Another shout-out to Anthony Bourdain

I've enjoyed both the episode on Tokyo, and that on Detroit, episodes 7 and 8 in season two of Parts Unknown. Tokyo:


Like a lot of non-Japanese, obsessed with Japan, Japanese food and Japanese culture, I've always been amused, occasionally appalled and always befuddled by the more lurid aspects of Japanese fantasy, pop culture and expressions of fetishistic desire. Popular comic books (manga), toys, films, advertisements and entertainments are loaded with images of bondage (shibari), hyper-sexualized school girls, rape, homoeroticism, violation by demons and tentacles – and more (all generally referred to as "hentai"). The honky-tonk Shinjuku district of Tokyo seems to promise galaxies of gratification – for flavors of desire that range from the simply eccentric to the absolutely horrifying. [...]

On one hand, the Japanese seem to have a much more open, nonjudgmental, less puritanical view of sex. Attitudes toward women's roles in the workplace and elsewhere, however, remain largely mired in the long-ago past. Rigorously conventional on one hand, batshit crazy party animals on the other, Japan will always confuse outsiders looking in.
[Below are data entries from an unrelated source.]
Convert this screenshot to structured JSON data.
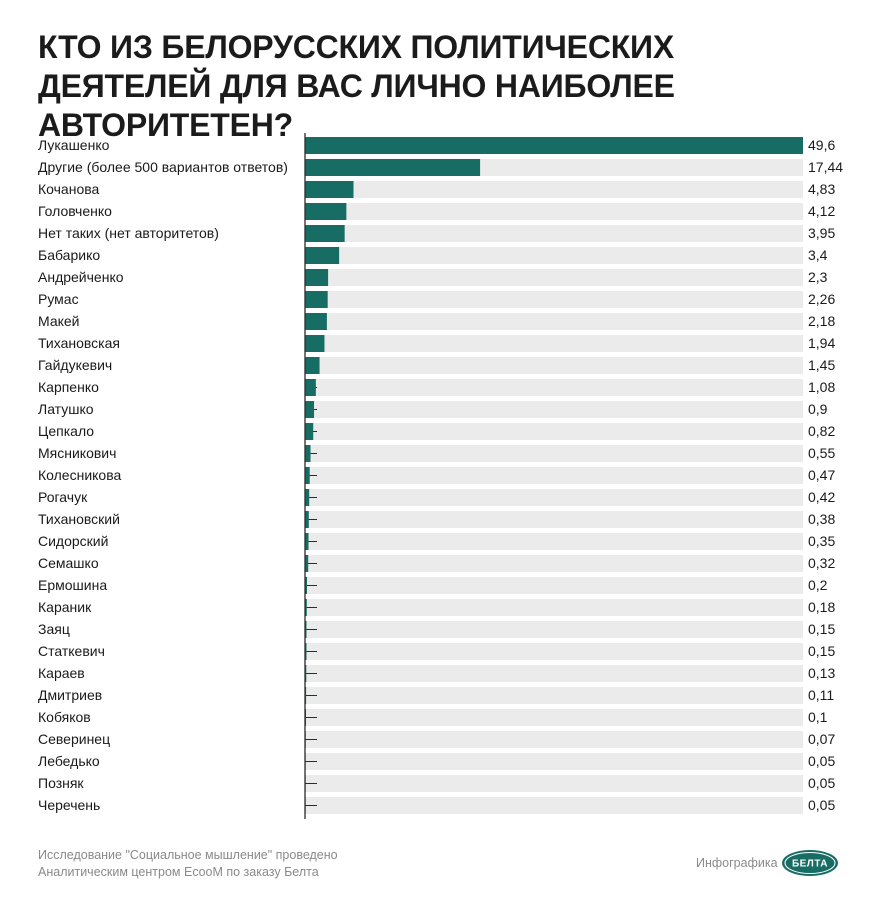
{
  "header": {
    "title": "КТО ИЗ БЕЛОРУССКИХ ПОЛИТИЧЕСКИХ ДЕЯТЕЛЕЙ ДЛЯ ВАС ЛИЧНО НАИБОЛЕЕ АВТОРИТЕТЕН?"
  },
  "colors": {
    "bar": "#176d64",
    "track": "#ebebeb",
    "axis": "#2b2b2b"
  },
  "chart_data": {
    "type": "bar",
    "orientation": "horizontal",
    "title": "КТО ИЗ БЕЛОРУССКИХ ПОЛИТИЧЕСКИХ ДЕЯТЕЛЕЙ ДЛЯ ВАС ЛИЧНО НАИБОЛЕЕ АВТОРИТЕТЕН?",
    "xlim": [
      0,
      49.6
    ],
    "grid": false,
    "legend": "none",
    "categories": [
      "Лукашенко",
      "Другие (более 500 вариантов ответов)",
      "Кочанова",
      "Головченко",
      "Нет таких (нет авторитетов)",
      "Бабарико",
      "Андрейченко",
      "Румас",
      "Макей",
      "Тихановская",
      "Гайдукевич",
      "Карпенко",
      "Латушко",
      "Цепкало",
      "Мясникович",
      "Колесникова",
      "Рогачук",
      "Тихановский",
      "Сидорский",
      "Семашко",
      "Ермошина",
      "Караник",
      "Заяц",
      "Статкевич",
      "Караев",
      "Дмитриев",
      "Кобяков",
      "Северинец",
      "Лебедько",
      "Позняк",
      "Черечень"
    ],
    "values": [
      49.6,
      17.44,
      4.83,
      4.12,
      3.95,
      3.4,
      2.3,
      2.26,
      2.18,
      1.94,
      1.45,
      1.08,
      0.9,
      0.82,
      0.55,
      0.47,
      0.42,
      0.38,
      0.35,
      0.32,
      0.2,
      0.18,
      0.15,
      0.15,
      0.13,
      0.11,
      0.1,
      0.07,
      0.05,
      0.05,
      0.05
    ],
    "value_labels": [
      "49,6",
      "17,44",
      "4,83",
      "4,12",
      "3,95",
      "3,4",
      "2,3",
      "2,26",
      "2,18",
      "1,94",
      "1,45",
      "1,08",
      "0,9",
      "0,82",
      "0,55",
      "0,47",
      "0,42",
      "0,38",
      "0,35",
      "0,32",
      "0,2",
      "0,18",
      "0,15",
      "0,15",
      "0,13",
      "0,11",
      "0,1",
      "0,07",
      "0,05",
      "0,05",
      "0,05"
    ]
  },
  "footer": {
    "note_line1": "Исследование \"Социальное мышление\" проведено",
    "note_line2": "Аналитическим центром EcooM по заказу Белта",
    "credit": "Инфографика",
    "logo_text": "БЕЛТА",
    "logo_color": "#176d64"
  }
}
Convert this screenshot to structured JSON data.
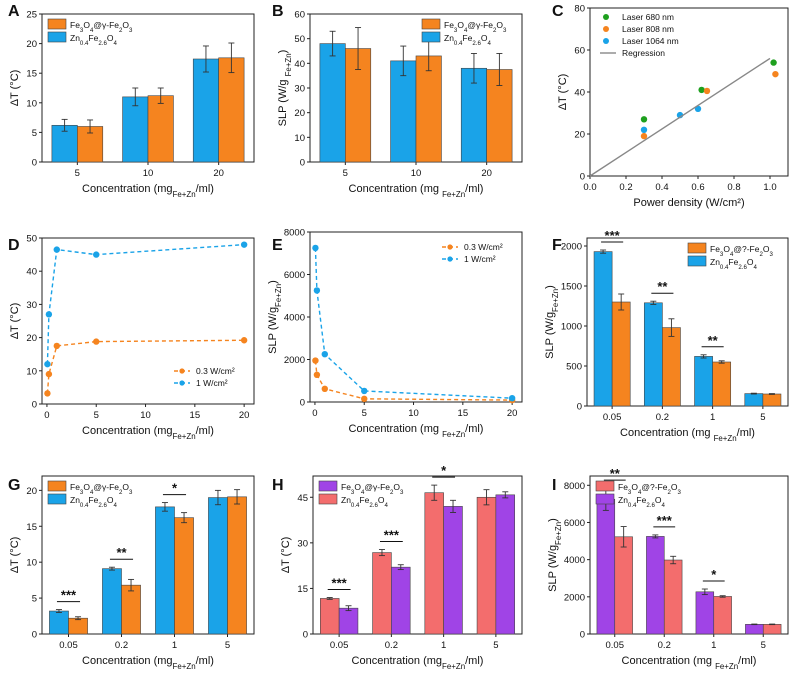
{
  "figure_title": "",
  "colors": {
    "orange": "#f5841f",
    "blue": "#1aa3e8",
    "purple": "#a044e6",
    "salmon": "#f36d6d",
    "green": "#1ea01e",
    "gray": "#888888"
  },
  "chart_data": [
    {
      "panel": "A",
      "type": "bar",
      "categories": [
        "5",
        "10",
        "20"
      ],
      "series": [
        {
          "name": "Zn0.4Fe2.6O4",
          "values": [
            6.2,
            11.0,
            17.4
          ],
          "errors": [
            1.0,
            1.5,
            2.2
          ],
          "color": "blue"
        },
        {
          "name": "Fe3O4@γ-Fe2O3",
          "values": [
            6.0,
            11.2,
            17.6
          ],
          "errors": [
            1.1,
            1.3,
            2.5
          ],
          "color": "orange"
        }
      ],
      "legend": [
        {
          "label": "Fe3O4@γ-Fe2O3",
          "color": "orange"
        },
        {
          "label": "Zn0.4Fe2.6O4",
          "color": "blue"
        }
      ],
      "xlabel": "Concentration (mgFe+Zn/ml)",
      "ylabel": "ΔT (°C)",
      "ylim": [
        0,
        25
      ],
      "yticks": [
        "0",
        "5",
        "10",
        "15",
        "20",
        "25"
      ]
    },
    {
      "panel": "B",
      "type": "bar",
      "categories": [
        "5",
        "10",
        "20"
      ],
      "series": [
        {
          "name": "Zn0.4Fe2.6O4",
          "values": [
            48.0,
            41.0,
            38.0
          ],
          "errors": [
            5.0,
            6.0,
            6.0
          ],
          "color": "blue"
        },
        {
          "name": "Fe3O4@γ-Fe2O3",
          "values": [
            46.0,
            43.0,
            37.5
          ],
          "errors": [
            8.5,
            6.0,
            6.5
          ],
          "color": "orange"
        }
      ],
      "legend": [
        {
          "label": "Fe3O4@γ-Fe2O3",
          "color": "orange"
        },
        {
          "label": "Zn0.4Fe2.6O4",
          "color": "blue"
        }
      ],
      "xlabel": "Concentration (mg Fe+Zn/ml)",
      "ylabel": "SLP (W/g Fe+Zn)",
      "ylim": [
        0,
        60
      ],
      "yticks": [
        "0",
        "10",
        "20",
        "30",
        "40",
        "50",
        "60"
      ]
    },
    {
      "panel": "C",
      "type": "scatter",
      "series": [
        {
          "name": "Laser 680 nm",
          "color": "green",
          "x": [
            0.3,
            0.62,
            1.02
          ],
          "y": [
            27,
            41,
            54
          ]
        },
        {
          "name": "Laser 808 nm",
          "color": "orange",
          "x": [
            0.3,
            0.65,
            1.03
          ],
          "y": [
            19,
            40.5,
            48.5
          ]
        },
        {
          "name": "Laser 1064 nm",
          "color": "blue",
          "x": [
            0.3,
            0.5,
            0.6
          ],
          "y": [
            22,
            29,
            32
          ]
        },
        {
          "name": "Regression",
          "color": "gray",
          "type": "line",
          "x": [
            0.0,
            1.0
          ],
          "y": [
            0,
            56
          ]
        }
      ],
      "xlabel": "Power density (W/cm²)",
      "ylabel": "ΔT (°C)",
      "xlim": [
        0.0,
        1.1
      ],
      "xticks": [
        "0.0",
        "0.2",
        "0.4",
        "0.6",
        "0.8",
        "1.0"
      ],
      "ylim": [
        0,
        80
      ],
      "yticks": [
        "0",
        "20",
        "40",
        "60",
        "80"
      ]
    },
    {
      "panel": "D",
      "type": "line",
      "series": [
        {
          "name": "0.3 W/cm²",
          "color": "orange",
          "x": [
            0.05,
            0.2,
            1,
            5,
            20
          ],
          "y": [
            3.2,
            9,
            17.5,
            18.8,
            19.2
          ]
        },
        {
          "name": "1 W/cm²",
          "color": "blue",
          "x": [
            0.05,
            0.2,
            1,
            5,
            20
          ],
          "y": [
            12,
            27,
            46.5,
            45,
            48
          ]
        }
      ],
      "xlabel": "Concentration (mgFe+Zn/ml)",
      "ylabel": "ΔT (°C)",
      "xlim": [
        -0.5,
        21
      ],
      "xticks": [
        "0",
        "5",
        "10",
        "15",
        "20"
      ],
      "ylim": [
        0,
        50
      ],
      "yticks": [
        "0",
        "10",
        "20",
        "30",
        "40",
        "50"
      ]
    },
    {
      "panel": "E",
      "type": "line",
      "series": [
        {
          "name": "0.3 W/cm²",
          "color": "orange",
          "x": [
            0.05,
            0.2,
            1,
            5,
            20
          ],
          "y": [
            1950,
            1280,
            620,
            150,
            90
          ]
        },
        {
          "name": "1 W/cm²",
          "color": "blue",
          "x": [
            0.05,
            0.2,
            1,
            5,
            20
          ],
          "y": [
            7250,
            5250,
            2250,
            520,
            180
          ]
        }
      ],
      "xlabel": "Concentration (mg Fe+Zn/ml)",
      "ylabel": "SLP (W/gFe+Zn)",
      "xlim": [
        -0.5,
        21
      ],
      "xticks": [
        "0",
        "5",
        "10",
        "15",
        "20"
      ],
      "ylim": [
        0,
        8000
      ],
      "yticks": [
        "0",
        "2000",
        "4000",
        "6000",
        "8000"
      ]
    },
    {
      "panel": "F",
      "type": "bar",
      "categories": [
        "0.05",
        "0.2",
        "1",
        "5"
      ],
      "series": [
        {
          "name": "Zn0.4Fe2.6O4",
          "values": [
            1930,
            1290,
            620,
            155
          ],
          "errors": [
            20,
            20,
            20,
            5
          ],
          "color": "blue"
        },
        {
          "name": "Fe3O4@?-Fe2O3",
          "values": [
            1300,
            980,
            550,
            150
          ],
          "errors": [
            100,
            110,
            15,
            5
          ],
          "color": "orange"
        }
      ],
      "significance": [
        "***",
        "**",
        "**",
        ""
      ],
      "legend": [
        {
          "label": "Fe3O4@?-Fe2O3",
          "color": "orange"
        },
        {
          "label": "Zn0.4Fe2.6O4",
          "color": "blue"
        }
      ],
      "xlabel": "Concentration (mg Fe+Zn/ml)",
      "ylabel": "SLP (W/gFe+Zn)",
      "ylim": [
        0,
        2100
      ],
      "yticks": [
        "0",
        "500",
        "1000",
        "1500",
        "2000"
      ]
    },
    {
      "panel": "G",
      "type": "bar",
      "categories": [
        "0.05",
        "0.2",
        "1",
        "5"
      ],
      "series": [
        {
          "name": "Zn0.4Fe2.6O4",
          "values": [
            3.2,
            9.1,
            17.7,
            19.0
          ],
          "errors": [
            0.2,
            0.2,
            0.6,
            1.0
          ],
          "color": "blue"
        },
        {
          "name": "Fe3O4@γ-Fe2O3",
          "values": [
            2.2,
            6.8,
            16.2,
            19.1
          ],
          "errors": [
            0.2,
            0.8,
            0.7,
            1.0
          ],
          "color": "orange"
        }
      ],
      "significance": [
        "***",
        "**",
        "*",
        ""
      ],
      "legend": [
        {
          "label": "Fe3O4@γ-Fe2O3",
          "color": "orange"
        },
        {
          "label": "Zn0.4Fe2.6O4",
          "color": "blue"
        }
      ],
      "xlabel": "Concentration (mgFe+Zn/ml)",
      "ylabel": "ΔT (°C)",
      "ylim": [
        0,
        22
      ],
      "yticks": [
        "0",
        "5",
        "10",
        "15",
        "20"
      ]
    },
    {
      "panel": "H",
      "type": "bar",
      "categories": [
        "0.05",
        "0.2",
        "1",
        "5"
      ],
      "series": [
        {
          "name": "Zn0.4Fe2.6O4",
          "values": [
            11.7,
            26.8,
            46.5,
            45.0
          ],
          "errors": [
            0.3,
            1.0,
            2.5,
            2.5
          ],
          "color": "salmon"
        },
        {
          "name": "Fe3O4@γ-Fe2O3",
          "values": [
            8.5,
            22.0,
            42.0,
            45.8
          ],
          "errors": [
            0.8,
            0.8,
            2.0,
            1.0
          ],
          "color": "purple"
        }
      ],
      "significance": [
        "***",
        "***",
        "*",
        ""
      ],
      "legend": [
        {
          "label": "Fe3O4@γ-Fe2O3",
          "color": "purple"
        },
        {
          "label": "Zn0.4Fe2.6O4",
          "color": "salmon"
        }
      ],
      "xlabel": "Concentration (mgFe+Zn/ml)",
      "ylabel": "ΔT (°C)",
      "ylim": [
        0,
        52
      ],
      "yticks": [
        "0",
        "15",
        "30",
        "45"
      ]
    },
    {
      "panel": "I",
      "type": "bar",
      "categories": [
        "0.05",
        "0.2",
        "1",
        "5"
      ],
      "series": [
        {
          "name": "Zn0.4Fe2.6O4",
          "values": [
            7250,
            5250,
            2270,
            520
          ],
          "errors": [
            600,
            80,
            150,
            15
          ],
          "color": "purple"
        },
        {
          "name": "Fe3O4@?-Fe2O3",
          "values": [
            5230,
            3980,
            2020,
            520
          ],
          "errors": [
            550,
            200,
            40,
            15
          ],
          "color": "salmon"
        }
      ],
      "significance": [
        "**",
        "***",
        "*",
        ""
      ],
      "legend": [
        {
          "label": "Fe3O4@?-Fe2O3",
          "color": "salmon"
        },
        {
          "label": "Zn0.4Fe2.6O4",
          "color": "purple"
        }
      ],
      "xlabel": "Concentration (mg Fe+Zn/ml)",
      "ylabel": "SLP (W/gFe+Zn)",
      "ylim": [
        0,
        8500
      ],
      "yticks": [
        "0",
        "2000",
        "4000",
        "6000",
        "8000"
      ]
    }
  ]
}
Even from close-up. [...]

So in many ways, this show is about fantasy – as much as anything else.

I hope this news will temper, slightly, the reaction of the more easily offended who watch this episode, as it contains images and subject matter of a decidedly "mature" and even offensive nature.

This is a "difficult" show. And I hope it doesn't frighten anyone away from one of the most fascinating and deeply enjoyable places to visit, experience and learn a little about on earth.
Bourdain claims that "it's easily one of the most brilliantly shot and edited episodes we've ever done." I can believe that. My one reservation is that it leaves the impression that manga is mostly about kinky sex. While you can certainly find manga that feature kinky sex, you can find manga about pretty much anything, appropriate for pretty much any audience. Kinky sex is just part of the mix.
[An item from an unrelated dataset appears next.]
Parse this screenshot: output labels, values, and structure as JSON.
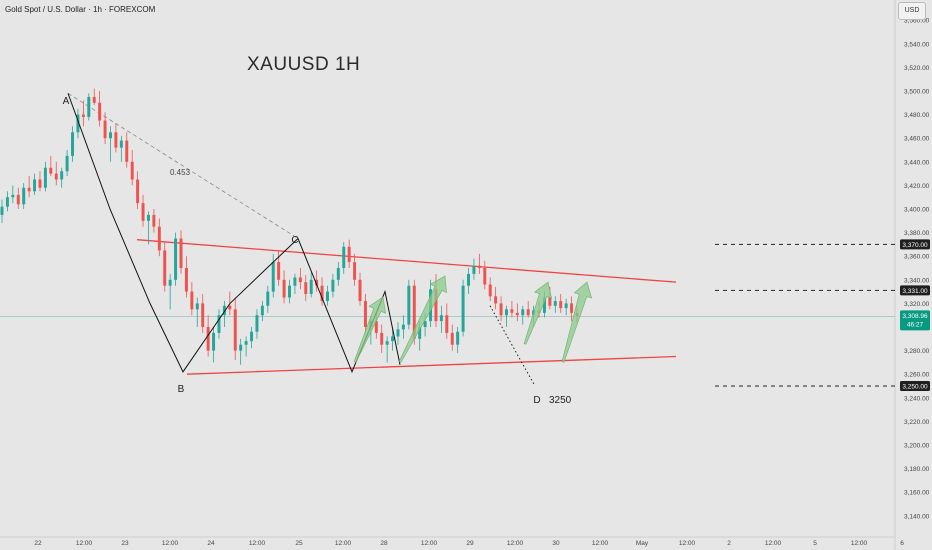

And then there's Detroit, contemporary Detroit, the ghost city. Well, it's not that bad, but Detroit has certainly fallen on hard times, with many vacant buildings:
One only need look at some of our representatives, who, a while back, were actually suggesting it might be OK to let the beleaguered auto industry fend for itself, to leave Detroit to its fate to see how blithely willing much of America would be to point the gun straight at their own heads and pull the trigger.

Detroit isn't just a national treasure. It IS America. And wherever you may live, you wouldn't be there -- and wouldn't be who you are in the same way -- without Detroit.

Detroiters hate what they call "ruin porn." And it's understandable, the unease and even anger, that must come with seeing tourists, gawkers, (and television crews) come to your city to pose giddily in front of abandoned factories, public buildings, the symbols of former empire.

I, too, I'm afraid, am guilty of wallowing in ruin porn, of making sure we pointed our cameras, lingered even, in the waist-high grass, overgrown gardens, abandoned mansions, crumbling towers, denuded neighborhoods of what was once an all-powerful metropolis, the engine of capitalism.
That's our Tony, ever the bad boy, looking at the tough stuff. But he's right, it's fascinating. He compares the ruins of Detroit with those of the ancient world: "we shot them, illuminated them like monuments, with, I hope, the same respect as the Parthenon, the Coliseum, the remains of a magnificent – if ancient – civilization."